I have this one, it just clips on my tool belt when I need it. 

http://www.irondogtoolgear.com/collections/clip-on-tool-holders/products/flat-bar-holder



Dave


----------



## Inner10 (Mar 12, 2009)

tjbnwi said:


> If that happens you need to find a new job.
> 
> Tom


Or get an aluminum body truck.


----------



## Inner10 (Mar 12, 2009)

SmallTownGuy said:


> Always called it "my drinking buddy", on account that the guys I worked with called it that - I ALWAYS had it with me. "Hey CJ, let me see your drinking buddy so I can pop the top on this Bud."
> 
> Robies idea is cool - I never had the time or creativity to come up with a practical solution.
> 
> Some somabich stole my old blue steel one decades ago, now use the chitty stainless substitutes.


I always referred to those skinny flexible ones as glazing bars. Nice and light, very handy for removing aluminum door trim.


----------



## Robie (Feb 25, 2005)

dkillianjr said:


> I have this one, it just clips on my tool belt when I need it.
> 
> http://www.irondogtoolgear.com/collections/clip-on-tool-holders/products/flat-bar-holder
> 
> ...


Bingo


----------



## superseal (Feb 4, 2009)

The big bars stay in the truck whilst my little bars stay with me.
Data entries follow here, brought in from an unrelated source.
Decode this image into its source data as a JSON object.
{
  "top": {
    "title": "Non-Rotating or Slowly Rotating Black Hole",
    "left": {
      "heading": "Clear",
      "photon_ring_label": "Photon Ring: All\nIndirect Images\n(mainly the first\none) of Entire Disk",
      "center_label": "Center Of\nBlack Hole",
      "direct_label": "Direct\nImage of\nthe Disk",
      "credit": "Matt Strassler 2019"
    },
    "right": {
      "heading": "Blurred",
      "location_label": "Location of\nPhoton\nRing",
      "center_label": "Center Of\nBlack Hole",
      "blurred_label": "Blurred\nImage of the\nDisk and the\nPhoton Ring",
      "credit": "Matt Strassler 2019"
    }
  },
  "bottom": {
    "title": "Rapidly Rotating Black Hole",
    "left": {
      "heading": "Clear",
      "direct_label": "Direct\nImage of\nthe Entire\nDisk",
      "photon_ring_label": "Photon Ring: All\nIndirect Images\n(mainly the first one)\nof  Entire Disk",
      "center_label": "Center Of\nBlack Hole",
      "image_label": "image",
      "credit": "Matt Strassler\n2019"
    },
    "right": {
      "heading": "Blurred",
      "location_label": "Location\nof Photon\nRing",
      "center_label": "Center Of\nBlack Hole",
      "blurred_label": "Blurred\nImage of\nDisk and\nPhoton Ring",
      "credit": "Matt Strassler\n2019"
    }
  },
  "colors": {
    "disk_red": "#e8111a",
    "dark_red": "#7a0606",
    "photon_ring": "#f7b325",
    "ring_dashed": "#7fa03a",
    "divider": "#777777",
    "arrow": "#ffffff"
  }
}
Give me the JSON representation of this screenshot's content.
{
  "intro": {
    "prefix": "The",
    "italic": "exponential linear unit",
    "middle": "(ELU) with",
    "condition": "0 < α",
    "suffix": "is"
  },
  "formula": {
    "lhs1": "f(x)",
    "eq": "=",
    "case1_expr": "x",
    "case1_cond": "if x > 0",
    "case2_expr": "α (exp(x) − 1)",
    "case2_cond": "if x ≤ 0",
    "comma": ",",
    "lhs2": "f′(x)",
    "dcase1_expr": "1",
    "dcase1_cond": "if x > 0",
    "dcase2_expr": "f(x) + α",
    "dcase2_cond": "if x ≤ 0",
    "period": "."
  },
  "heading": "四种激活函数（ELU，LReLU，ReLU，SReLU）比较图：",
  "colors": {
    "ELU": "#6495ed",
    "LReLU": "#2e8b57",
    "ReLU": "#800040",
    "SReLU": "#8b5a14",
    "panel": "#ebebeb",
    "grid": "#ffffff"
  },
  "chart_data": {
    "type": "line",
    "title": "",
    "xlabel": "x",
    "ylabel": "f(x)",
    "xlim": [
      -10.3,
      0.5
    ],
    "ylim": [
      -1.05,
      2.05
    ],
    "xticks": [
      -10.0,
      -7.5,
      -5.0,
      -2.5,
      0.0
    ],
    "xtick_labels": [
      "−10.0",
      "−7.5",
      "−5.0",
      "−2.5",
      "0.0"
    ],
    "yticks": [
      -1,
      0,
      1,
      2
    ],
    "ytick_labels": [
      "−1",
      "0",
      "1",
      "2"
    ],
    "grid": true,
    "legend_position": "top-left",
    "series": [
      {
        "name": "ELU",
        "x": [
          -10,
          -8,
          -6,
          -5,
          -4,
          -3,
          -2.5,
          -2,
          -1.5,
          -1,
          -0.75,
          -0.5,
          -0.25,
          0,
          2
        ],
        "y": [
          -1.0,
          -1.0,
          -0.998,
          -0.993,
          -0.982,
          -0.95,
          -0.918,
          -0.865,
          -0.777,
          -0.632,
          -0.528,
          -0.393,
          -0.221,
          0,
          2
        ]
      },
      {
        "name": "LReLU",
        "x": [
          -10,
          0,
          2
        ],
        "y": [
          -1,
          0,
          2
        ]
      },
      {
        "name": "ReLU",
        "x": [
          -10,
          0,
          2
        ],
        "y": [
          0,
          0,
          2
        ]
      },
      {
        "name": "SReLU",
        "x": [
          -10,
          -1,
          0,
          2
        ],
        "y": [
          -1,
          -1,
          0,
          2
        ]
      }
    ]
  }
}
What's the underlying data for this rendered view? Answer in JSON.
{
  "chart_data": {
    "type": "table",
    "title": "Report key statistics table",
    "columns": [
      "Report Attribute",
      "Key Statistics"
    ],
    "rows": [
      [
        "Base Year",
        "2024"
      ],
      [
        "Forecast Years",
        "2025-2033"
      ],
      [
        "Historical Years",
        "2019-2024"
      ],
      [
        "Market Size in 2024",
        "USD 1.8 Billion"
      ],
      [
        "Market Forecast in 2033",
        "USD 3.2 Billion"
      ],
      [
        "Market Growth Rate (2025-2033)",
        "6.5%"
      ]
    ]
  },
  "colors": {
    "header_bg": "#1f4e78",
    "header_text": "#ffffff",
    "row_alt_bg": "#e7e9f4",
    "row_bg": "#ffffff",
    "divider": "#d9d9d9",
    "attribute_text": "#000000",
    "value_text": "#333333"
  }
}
Depending on what rig I'm wearing, I always have a loop or slot for it.


----------



## Nick1001 (Nov 4, 2012)

Amazon


----------



## Jayhawk Steve (Jul 22, 2016)

I needed to carry a flat bar for a while and had the same problem. I ended up pop riveting a J hook thingy onto one of my bags and hung the flat bar on it through the nail pulling slot in the bar. I did have to grind the J hook down just a little so it would fit through the hole in the bar.
I don't know the official name of that hook. Maybe a hanger hook? You can find them with all the other galvanized hardware, like angle brackets, eye bolts etc. The back is flat with two holes in it and the J part is round.


----------



## Jayhawk Steve (Jul 22, 2016)

Here's what I was trying to describe


----------



## cvtsf (Nov 5, 2016)

try this holder from Iron Dog
http://www.irondogtoolgear.com/collections/clip-on-tool-holders/products/flat-bar-holder


----------



## antonioooooooo (Mar 8, 2010)

If it's a carpenters belt, cut the bottom of a pencil holder, and slide it through that. That's what I do with a nail puller.


----------



## builditguy (Nov 10, 2013)

I've carried a Stanley Wonder bar for 26 years. I've only broken 1. I do have a Vaughn as a back up, in the truck.

I just stick it in the right side bag. If you look at Superseal's pic above, you can see one. It's the silver one in the second picture. 

It's small, but has so many uses. I've beat the crap out of it and it's as good as new. Maybe better because it has patina.


----------